Qui risque quoi dans la faillite de la Grèce, voici les vrais chiffres

Les gouvernements européens, les banques et l’ensemble des marchés envisagent sans beaucoup d’inquiétudes le non-remboursement des prochaines échéances par la Grèce, et la sortie du pays de la zone Euro.Le calendrier des évènements à venir est très simple. Sauf accord de dernière minute qui solderait trois mois de négociations, d’humiliation, de mensonges et de menaces, la Grèce ne paiera sans doute pas le FMI (1,6 milliards d’Euros), le 30 juin prochain.
Les gouvernements européens, les banques et l’ensemble des marchés envisagent sans beaucoup d’inquiétudes le non-remboursement des prochaines échéances par la Grèce, et la sortie du pays de la zone Euro.

Le calendrier des évènements à venir est très simple. Sauf accord de dernière minute qui solderait trois mois de négociations, d’humiliation, de mensonges et de menaces, la Grèce ne paiera sans doute pas le FMI (1,6 milliards d’Euros), le 30 juin prochain.
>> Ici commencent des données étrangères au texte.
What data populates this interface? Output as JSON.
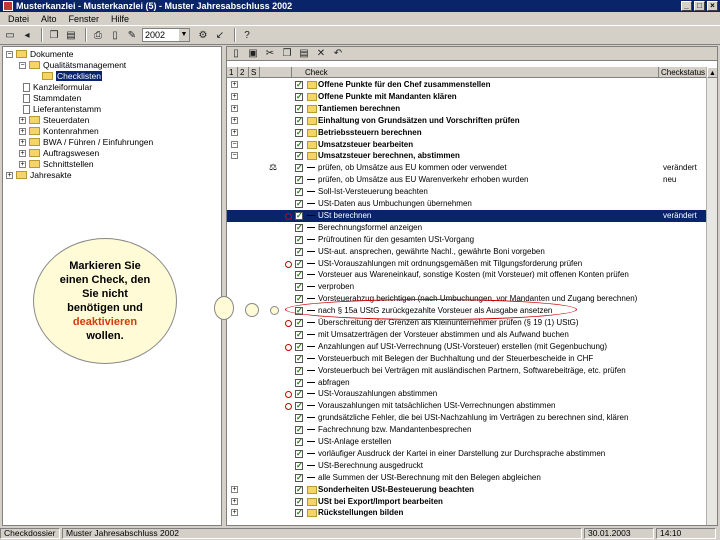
{
  "window": {
    "title": "Musterkanzlei - Musterkanzlei (5) - Muster Jahresabschluss 2002",
    "min": "_",
    "max": "□",
    "close": "×"
  },
  "menu": [
    "Datei",
    "Alto",
    "Fenster",
    "Hilfe"
  ],
  "toolbar": {
    "year": "2002"
  },
  "tree": {
    "root": "Dokumente",
    "items": [
      {
        "label": "Qualitätsmanagement",
        "level": 1,
        "type": "folder",
        "expander": "−"
      },
      {
        "label": "Checklisten",
        "level": 2,
        "type": "folder",
        "selected": true
      },
      {
        "label": "Kanzleiformular",
        "level": 1,
        "type": "doc"
      },
      {
        "label": "Stammdaten",
        "level": 1,
        "type": "doc"
      },
      {
        "label": "Lieferantenstamm",
        "level": 1,
        "type": "doc"
      },
      {
        "label": "Steuerdaten",
        "level": 1,
        "type": "folder",
        "expander": "+"
      },
      {
        "label": "Kontenrahmen",
        "level": 1,
        "type": "folder",
        "expander": "+"
      },
      {
        "label": "BWA / Führen / Einfuhrungen",
        "level": 1,
        "type": "folder",
        "expander": "+"
      },
      {
        "label": "Auftragswesen",
        "level": 1,
        "type": "folder",
        "expander": "+"
      },
      {
        "label": "Schnittstellen",
        "level": 1,
        "type": "folder",
        "expander": "+"
      }
    ],
    "bottom": "Jahresakte"
  },
  "grid": {
    "headers": {
      "col1": "1",
      "col2": "2",
      "col3": "S",
      "check": "Check",
      "status": "Checkstatus"
    },
    "rows": [
      {
        "text": "Offene Punkte für den Chef zusammenstellen",
        "bold": true,
        "folder": true,
        "exp": "+"
      },
      {
        "text": "Offene Punkte mit Mandanten klären",
        "bold": true,
        "folder": true,
        "exp": "+"
      },
      {
        "text": "Tantiemen berechnen",
        "bold": true,
        "folder": true,
        "exp": "+"
      },
      {
        "text": "Einhaltung von Grundsätzen und Vorschriften prüfen",
        "bold": true,
        "folder": true,
        "exp": "+"
      },
      {
        "text": "Betriebssteuern berechnen",
        "bold": true,
        "folder": true,
        "exp": "+"
      },
      {
        "text": "Umsatzsteuer bearbeiten",
        "bold": true,
        "folder": true,
        "exp": "−"
      },
      {
        "text": "Umsatzsteuer berechnen, abstimmen",
        "bold": true,
        "folder": true,
        "exp": "−"
      },
      {
        "text": "prüfen, ob Umsätze aus EU kommen oder verwendet",
        "status": "verändert",
        "mark": "⚖"
      },
      {
        "text": "prüfen, ob Umsätze aus EU Warenverkehr erhoben wurden",
        "status": "neu"
      },
      {
        "text": "Soll-Ist-Versteuerung beachten"
      },
      {
        "text": "USt-Daten aus Umbuchungen übernehmen"
      },
      {
        "text": "USt berechnen",
        "status": "verändert",
        "selected": true,
        "red": true
      },
      {
        "text": "Berechnungsformel anzeigen"
      },
      {
        "text": "Prüfroutinen für den gesamten USt-Vorgang"
      },
      {
        "text": "USt-aut. ansprechen, gewährte Nachl., gewährte Boni vorgeben"
      },
      {
        "text": "USt-Vorauszahlungen mit ordnungsgemäßen mit Tilgungsforderung prüfen",
        "red": true
      },
      {
        "text": "Vorsteuer aus Wareneinkauf, sonstige Kosten (mit Vorsteuer) mit offenen Konten prüfen"
      },
      {
        "text": "verproben"
      },
      {
        "text": "Vorsteuerabzug berichtigen (nach Umbuchungen, vor Mandanten und Zugang berechnen)"
      },
      {
        "text": "nach § 15a UStG zurückgezahlte Vorsteuer als Ausgabe ansetzen"
      },
      {
        "text": "Überschreitung der Grenzen als Kleinunternehmer prüfen (§ 19 (1) UStG)",
        "red": true
      },
      {
        "text": "mit Umsatzerträgen der Vorsteuer abstimmen und als Aufwand buchen"
      },
      {
        "text": "Anzahlungen auf USt-Verrechnung (USt-Vorsteuer) erstellen (mit Gegenbuchung)",
        "red": true
      },
      {
        "text": "Vorsteuerbuch mit Belegen der Buchhaltung und der Steuerbescheide in CHF"
      },
      {
        "text": "Vorsteuerbuch bei Verträgen mit ausländischen Partnern, Softwarebeiträge, etc. prüfen"
      },
      {
        "text": "abfragen"
      },
      {
        "text": "USt-Vorauszahlungen abstimmen",
        "red": true
      },
      {
        "text": "Vorauszahlungen mit tatsächlichen USt-Verrechnungen abstimmen",
        "red": true
      },
      {
        "text": "grundsätzliche Fehler, die bei USt-Nachzahlung im Verträgen zu berechnen sind, klären"
      },
      {
        "text": "Fachrechnung bzw. Mandantenbesprechen"
      },
      {
        "text": "USt-Anlage erstellen"
      },
      {
        "text": "vorläufiger Ausdruck der Kartei in einer Darstellung zur Durchsprache abstimmen"
      },
      {
        "text": "USt-Berechnung ausgedruckt"
      },
      {
        "text": "alle Summen der USt-Berechnung mit den Belegen abgleichen"
      },
      {
        "text": "Sonderheiten USt-Besteuerung beachten",
        "bold": true,
        "folder": true,
        "exp": "+"
      },
      {
        "text": "USt bei Export/Import bearbeiten",
        "bold": true,
        "folder": true,
        "exp": "+"
      },
      {
        "text": "Rückstellungen bilden",
        "bold": true,
        "folder": true,
        "exp": "+"
      }
    ]
  },
  "callout": {
    "line1": "Markieren Sie",
    "line2": "einen Check, den",
    "line3": "Sie nicht",
    "line4": "benötigen und",
    "line5": "deaktivieren",
    "line6": "wollen."
  },
  "statusbar": {
    "left": "Checkdossier",
    "mid": "Muster Jahresabschluss 2002",
    "date": "30.01.2003",
    "time": "14:10"
  },
  "colors": {
    "accent": "#0a246a",
    "highlight_word": "#d43a0a",
    "circle": "#cc0000"
  }
}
Théoriquement, comme le pays sera privé de ressources financières, Athènes décidera aussi de ne plus payer ses créanciers privés en juillet. Ça c’est plus embêtant. Dans ce cas, la Grèce sera dégradée par les agences de notation et ramenée au niveau d’un pays à risques et placée en défaut de paiement. II est vraisemblable à ce moment-là qu’elle sera sortie, de fait, de la zone euro. On peut considérer qu’elle aura en gros un statut de surendettée, interdit bancaire et notamment empêchée de recourir à la BCE.

Maintenant, l’Europe fera ses comptes. Selon le président de la Commission européenne, la Grèce doit 284 milliards d’euros dont 130 milliards au FESF, c’est-à-dire 42 milliards aux Allemands, 31 milliards aux Français et 14 milliards à l’Italie. A côté des dettes FESF, la Grèce a contracté pour 50 milliards de prêts bilatéraux, dont 15 à l’Allemagne et 11 à la France. Sur fonds publics la France est donc engagée à concurrence de 50 milliards remboursables dans un espace-temps qui peut courir encore 50 ans. C’est dire si ces dettes sont supportables.
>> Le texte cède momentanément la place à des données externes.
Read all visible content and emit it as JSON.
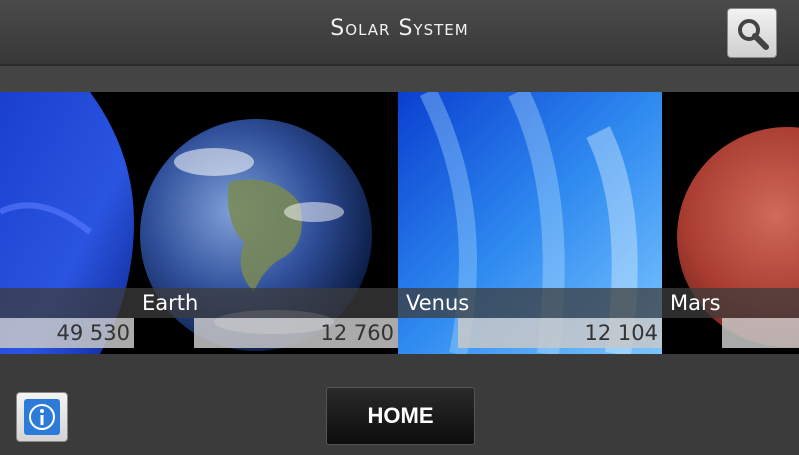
{
  "header": {
    "title": "Solar System"
  },
  "planets": [
    {
      "name": "",
      "value": "49 530"
    },
    {
      "name": "Earth",
      "value": "12 760"
    },
    {
      "name": "Venus",
      "value": "12 104"
    },
    {
      "name": "Mars",
      "value": ""
    }
  ],
  "footer": {
    "home_label": "HOME"
  },
  "colors": {
    "bar": "#3b3b3b",
    "accent": "#2d7bd8"
  }
}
A côté de cet argent public, il y a encore des acteurs financiers privés qui sont engagés sur la Grèce. Il s’agit surtout des banques britanniques et allemandes. Selon la BRI, la Banque des règlements internationaux, les banques européennes possèdent encore 33 milliards de dollars de créances sur la Grèce et 11 milliards d’engagement hors bilan. Les banques britanniques et les banques allemandes sont chargées de 16 milliards de créances chacune. Les banques françaises sont les mieux protégées puisqu’elles n’ont plus que 2 milliards de créances aujourd’hui alors qu’en 2011, elles avaient encore pour plus de 66 milliards.

Il y a eu un travail considérable de fait pour préserver les banques française à l’initiative de l’Elysée et de Bercy et des banquiers eux-mêmes dès les années 2010-2011.

En conclusion, il n’existe pas de gros risques techniques au défaut grec. Tout le monde est équipé pour résister au choc, ce qui n’était pas le cas en 2011.

Les risques seront surtout politiques. D’abord le peuple grec va souffrir terriblement, il va susciter de la compassion dans les autres pays européens et notamment en Espagne ou en Italie (encore que l’Italie va y laisser des plumes, le contribuable italien comme tous les contribuables n’ont aucune raison de jouer les héros. Cela dit, il va y avoir une vague de fond alimentée par la démagogie d’autant plus forte que rien n’a été expliqué. Les chiffres détaillés de la dette sont très mal connus.

Les Occidentaux sont mal à l’aise. Ils n’ont déjà pas dit à leur opinion publique les sommes colossales qu’ils ont investi à fond perdu en Grèce. Comment expliquer qu’on les abandonne ou plus grave, qu’il faudra doubler la mise ?

Economiquement tout est gérable, tout est soluble. Politiquement le gouvernent Tsipras a magnifiquement joué. Il a rendu la situation insupportable en culpabilisant les pays de l’Europe du Nord.